A educação como veículo de mudança na sociedade
Enviada em 27/04/2020
Os entraves da educação no Brasil
No dia 15 de novembro de 1889, início da Proclamação da República, o Brasil inicia o processo de disseminação de garantias individuais, dentre elas, deve-se mencionar o direito à educação básica de qualidade que beneficiasse todos. No entanto, a educação estava restrita à sociedade censitária, ou seja, somente pessoas com grande poder econômico e político tinham condições de estudar e são consequências vistas hoje no país. Dessa forma, o contexto da época remete que a maior parte da população rural, pobre e negra era excluída do processo educativo e as restava apenas o trabalho braçal ligado à alienação do trabalho influenciado pelos coronéis. Nesse cenário, é conveniente analisarmos que os fatos relatados ainda estão ligados à nossa sociedade brasileira atual.

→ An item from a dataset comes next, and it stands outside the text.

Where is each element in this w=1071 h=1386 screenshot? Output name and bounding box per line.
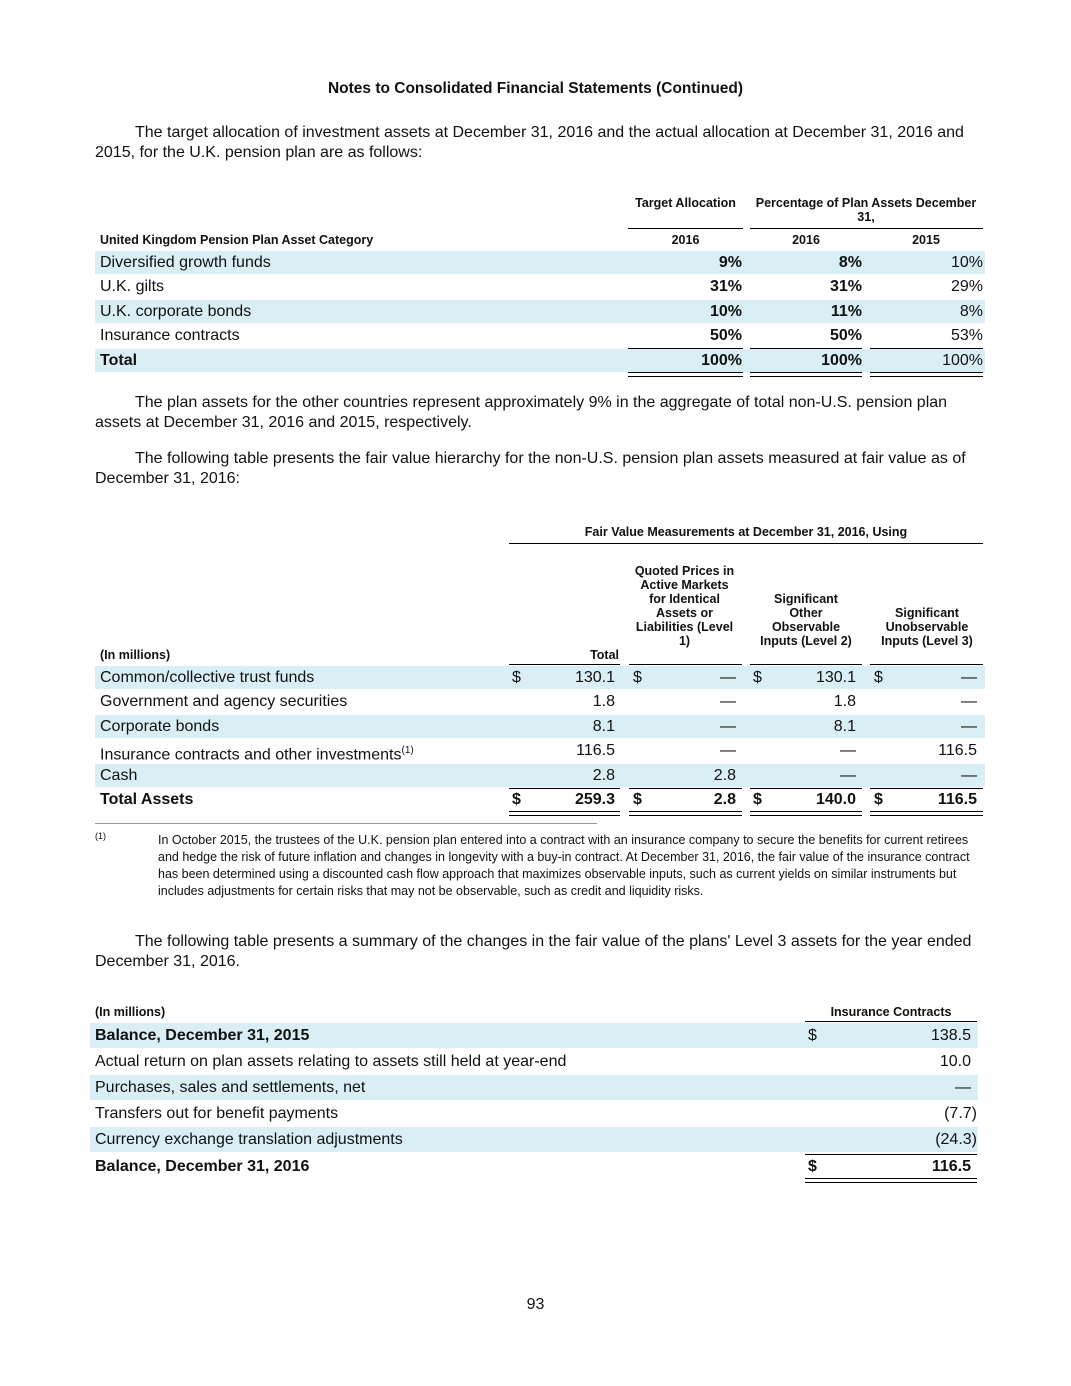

A educação é um veículo que fornece ao indivíduo acender seu poder econômico e desenvolver seu pensamento crítico, porém o costume de estudar é algo cultural vivido por uma pequena parcela de brasileiros que têm maiores oportunidades e condições financeiras desde o período republicano. Dessa maneira, a maior parte da população brasileira, que vive em extrema pobreza, procura trabalhar mais cedo para trazer renda a sua casa, uma vez que se criou uma grande desigualdade econômica que vem sendo alastrada desde o período colonial. As classes alta e média são as mais favorecidas a esse cenário de segregação do conhecimento, já que o poder econômico empodera esses burgueses a ter mais tempo para se dedicar aos livro do que ao trabalho.
Por outro lado, observa-se também que o sistema educacional público não está no patamar das escolas privadas em relação à qualidade dos professores, aos investimentos em “TIC’s” e metodologias renovadores. Além disso, as escolas públicas estão sucateadas tanto no tocante à infraestrutura predial quanto pedagógica, já que o método utilizado por muitas destas escolas é considerado antagônico ou tradicional, conforme Paulo Freire relata em seu livro “Pedagogia da Autonomia”, a partir disso se cria uma desigualdade no âmbito educacional do povo brasileiro. Diante disso, as condições de mudanças sociais estão mais favoráveis à sociedade elitizada.
Os poderes administrativos do país devem, portanto, reavaliar o modelo de educação implementada no ensino público, assim como a criar novos de processos de formação continuada para professores ou reaplicar os métodos pedagógicos oferecidos pelas escolas particulares. Além disso, também é pertinente inserir políticas públicas para que haja a diminuição da evasão escolar com ofertas de rendas aos alunos que tiverem setenta por cento da carga horária mensal.